1. Buka konten
  2. Buka menu utama
  3. Buka situs DW lainnya

Dua Wajah Indonesia Soal Komunis

Monique Rijkers
Monique Rijkers
30 September 2020

Di dalam negeri, urusan komunis adalah soal sensitif yang ditangani dengan sangat serius, bahkan cenderung berlebihan. Di luar negeri, Indonesia menjalin hubungan dengan negara komunis tanpa kecemasan.

Foto: Fotolia/Savenko Tatyana

Meski Partai Komunis Indonesia (PKI) sudah dibubarkan Soeharto pada tahun 1966, hingga kini lima puluh empat tahun kemudian, ternyata masih banyak ada saja orang Indonesia yang percaya paham komunis masih ada dan patut dicemaskan karena masih ampuh menarik pengikut. Jangankan di Indonesia, di dunia saja komunisme sebagai pemikiran pembebasan masyarakat tanpa kelas terbukti gagal. Bapak Komunis Dunia Karl Marx gagal melawan kapitalisme. Karl Marx dan keluarganya hidup dalam kemiskinan, sakit-sakitan bahkan beberapa anaknya meninggal dunia. Tentu di Indonesia, tidak ada yang mau bernasib seperti Karl Marx. 
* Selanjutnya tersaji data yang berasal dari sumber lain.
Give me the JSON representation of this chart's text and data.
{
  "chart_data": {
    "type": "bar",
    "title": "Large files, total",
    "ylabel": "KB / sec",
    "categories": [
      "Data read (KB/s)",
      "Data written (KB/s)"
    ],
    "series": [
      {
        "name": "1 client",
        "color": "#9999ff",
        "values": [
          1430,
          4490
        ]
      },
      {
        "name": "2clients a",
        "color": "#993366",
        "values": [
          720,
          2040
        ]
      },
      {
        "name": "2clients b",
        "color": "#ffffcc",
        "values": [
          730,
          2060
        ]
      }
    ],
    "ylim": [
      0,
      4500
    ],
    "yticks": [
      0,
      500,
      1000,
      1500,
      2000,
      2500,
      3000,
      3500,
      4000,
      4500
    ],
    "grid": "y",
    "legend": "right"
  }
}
Buku “The Politics Book” terbitan tahun 2013 mencatat warisan pemikiran Karl Marx yang utama adalah “Kapitalisme akan berakhir melalui Revolusi Komunis.” Alih-alih kapitalisme yang berakhir, komunisme justru gagal. Masyarakat tanpa kelas yang ideal tidak dapat mensejahterakan Uni Soviet dan negara Blok Timur. Komunisme bukan solusi perekonomian sebab tak mampu menahan gaya hidup konsumtif dan godaan hedonis sebagian besar kelompok masyarakat, di berbagai negara termasuk Indonesia.

Siklus isu komunis

Adalah Front Pembela Islam (FPI) yang mendadak menuding pelaku penusukan Syekh Ali Jaber sebagai komunis. Juru bicara FPI Munarman menyatakan tindakan penyerangan kerap dilakukan kaum komunis untuk menumpas ustad dan ulama. Pernyataan yang muncul di saat kasus penyerangan tersebut masih diselidiki polisi. Di Sragen, Jawa Tengah Aliansi Masyarakat Anti-Komunis berunjuk rasa di depan kantor pemerintah kabupaten pada 17 September 2020 lantaran Lembar Kerja Siswa (LKS) untuk murid SMP berisi materi soal ekasila yang dinilai mengarah pada ajaran komunisme. Pengunjuk rasa menuntut guru pembuat soal diusut. Ekasila merujuk pada gotong royong yang menjadi ide Presiden Soekarno. Ekasila sempat menjadi topik hangat saat dimasukkan dalam RUU Haluan Ideologi Pancasila. 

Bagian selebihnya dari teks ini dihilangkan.